The output from this will be binary plink files for each chromosome located in the data/target directory.
This uses Amy Williams' excellent haplotyping programme hapi-ur. We perform the haplotyping three times on each chromosome:
qsub hap.sh
and then vote on the most common outcome at each position to make a final haplotype:
qsub imp.sh
This also creates a new SGE submit script for each chromosome, where each chromosome has been split into 5Mb chunks with 250kb overlapping regions (these options can be amended in the parameter.sh file.
For both scripts the script can run on a specified chromosome in the front end by using
./hap.sh <chr>
./imp.sh <chr>
which might be useful for testing to see if it is working etc.
The output from this will be three haplotype file sets for each chromosome, as well as a final, democratically elected (!) file set in impute2 format, located in the data/haplotypes directory.
Most likely the lengthiest and most memory demanding stage. By running
./submit_imp.sh
the scripts spawned for each in the last step will be submitted to SGE.
With large sample sizes e.g. >10k individuals, my cluster will occasionally kill a particular chunk. Should this happen it is safe to run the submit script in its entirety again at the end - it will not overwrite anything that is already completed, and only those chunks that are incomplete will continue running.
This script will perform the imputation using impute2, and then convert the dosage output to best-guess genotypes in binary plink format.
Again, to test that it is working you can simply run the submit script in the front end for a particular chunk of the chromosome, e.g.
cd data/imputed/chr22
./submit_imp.sh 4
will run the 4th 5Mb chunk of chromosome 22.
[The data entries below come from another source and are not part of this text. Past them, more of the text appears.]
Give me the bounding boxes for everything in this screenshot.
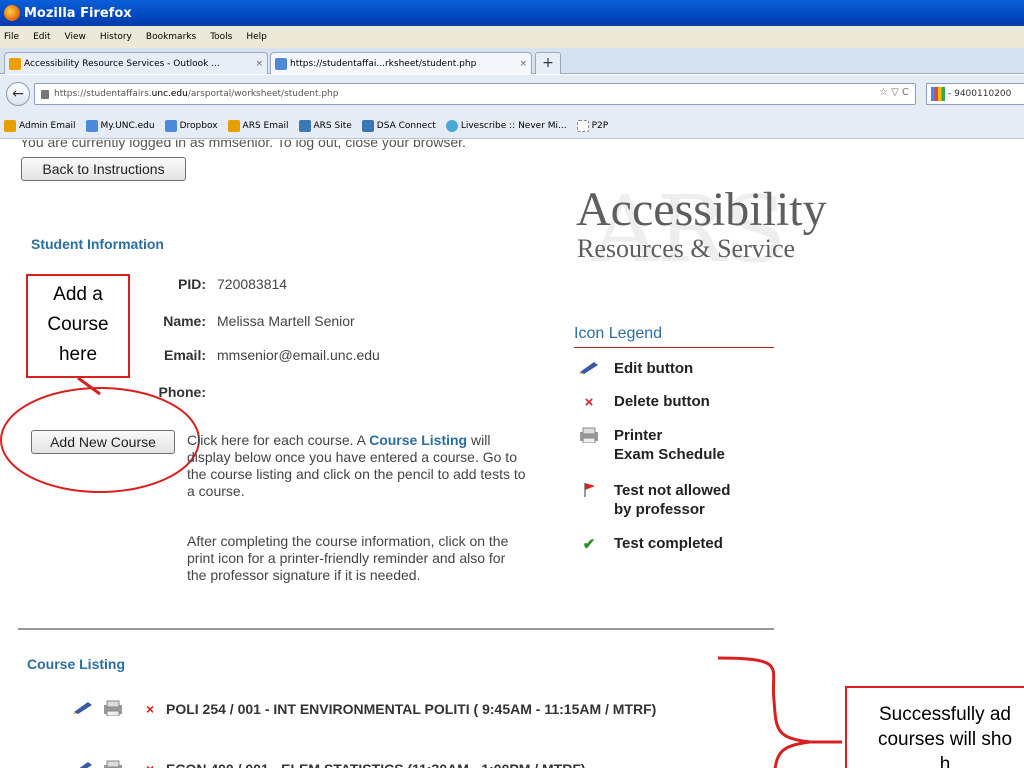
- bookmark-p2p[interactable]: P2P: [576, 119, 609, 132]
- menu-edit[interactable]: Edit: [33, 32, 50, 42]
- google-icon: [931, 87, 945, 101]
- url-path: /arsportal/worksheet/student.php: [187, 89, 339, 99]
- bookmark-admin-email[interactable]: Admin Email: [4, 119, 76, 132]
- back-button[interactable]: ←: [6, 82, 30, 106]
- firefox-logo-icon: [4, 5, 20, 21]
- globe-icon: [445, 119, 458, 132]
- search-box[interactable]: - 9400110200: [926, 83, 1024, 105]
- legend-label: Printer: [614, 427, 663, 444]
- bookmark-label: Dropbox: [179, 120, 218, 131]
- section-divider: [18, 628, 774, 630]
- tab-label: https://studentaffai...rksheet/student.p…: [290, 58, 477, 69]
- tab-outlook[interactable]: Accessibility Resource Services - Outloo…: [4, 52, 268, 74]
- bookmark-label: P2P: [591, 120, 609, 131]
- legend-item-not-allowed: Test not allowed by professor: [576, 481, 730, 519]
- page-content: You are currently logged in as mmsenior.…: [0, 140, 1024, 768]
- printer-icon: [576, 427, 602, 448]
- callout-line: courses will sho: [877, 729, 1013, 750]
- url-bar[interactable]: https://studentaffairs. unc.edu/arsportal…: [34, 83, 916, 105]
- edit-pencil-icon[interactable]: [72, 700, 94, 718]
- bookmark-my-unc[interactable]: My.UNC.edu: [85, 119, 155, 132]
- outlook-icon: [4, 119, 16, 132]
- new-tab-button[interactable]: +: [535, 52, 561, 74]
- page-icon: [164, 119, 177, 132]
- checkmark-icon: ✔: [582, 536, 596, 553]
- menu-help[interactable]: Help: [246, 32, 267, 42]
- lock-icon: [41, 89, 49, 99]
- search-text: - 9400110200: [948, 89, 1012, 99]
- print-instructions: After completing the course information,…: [187, 533, 509, 583]
- bookmark-label: ARS Email: [242, 120, 289, 131]
- course-listing-callout: Successfully ad courses will sho h: [845, 686, 1024, 768]
- callout-pointer: [77, 376, 101, 396]
- bookmark-label: ARS Site: [313, 120, 352, 131]
- print-icon[interactable]: [102, 760, 124, 768]
- bookmark-dsa-connect[interactable]: DSA Connect: [361, 119, 436, 132]
- legend-label: Delete button: [614, 393, 710, 410]
- callout-line: h: [939, 754, 951, 768]
- legend-label: Test completed: [614, 535, 723, 552]
- callout-line: Successfully ad: [878, 704, 1011, 725]
- bookmark-label: Livescribe :: Never Mi...: [460, 120, 567, 131]
- menu-history[interactable]: History: [100, 32, 132, 42]
- bookmark-livescribe[interactable]: Livescribe :: Never Mi...: [445, 119, 567, 132]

The outputs from this script will be imputed dosages, haplotypes and best-guess genotypes in chromosomes broken into 5Mb chunks. These will be located in data/imputed.
This will stitch together the 5Mb chunks for each chromosome:
qsub stitch_plink.sh
Again, a single chromosome can be executed in the frontend by running:
./stitch_plink.sh
Imputed data for entire chromosomes in:
- Dosages (
impute2format) - Haplotypes (
impute2format) - Best-guess genotypes (binary
plinkformat) impute2info files
The final stage is to filter on MAF and quality. The thresholds can be amended in the parameter.sh file.
qsub filter.sh
or
./filter.sh <chr>
Best-guess genotypes (in binary plink format) for each chromosome.
This pipeline works for me. I use it regularly, and I thought it was a good idea to share it given that I am using so much stuff that has been shared by others.
I have never tried it on another cluster, and I imagine that some of the parameters will have to be customised for different cluster setups.
It is distributed in the hope that it will be useful, but WITHOUT ANY WARRANTY; without even the implied warranty of MERCHANTABILITY or FITNESS FOR A PARTICULAR PURPOSE.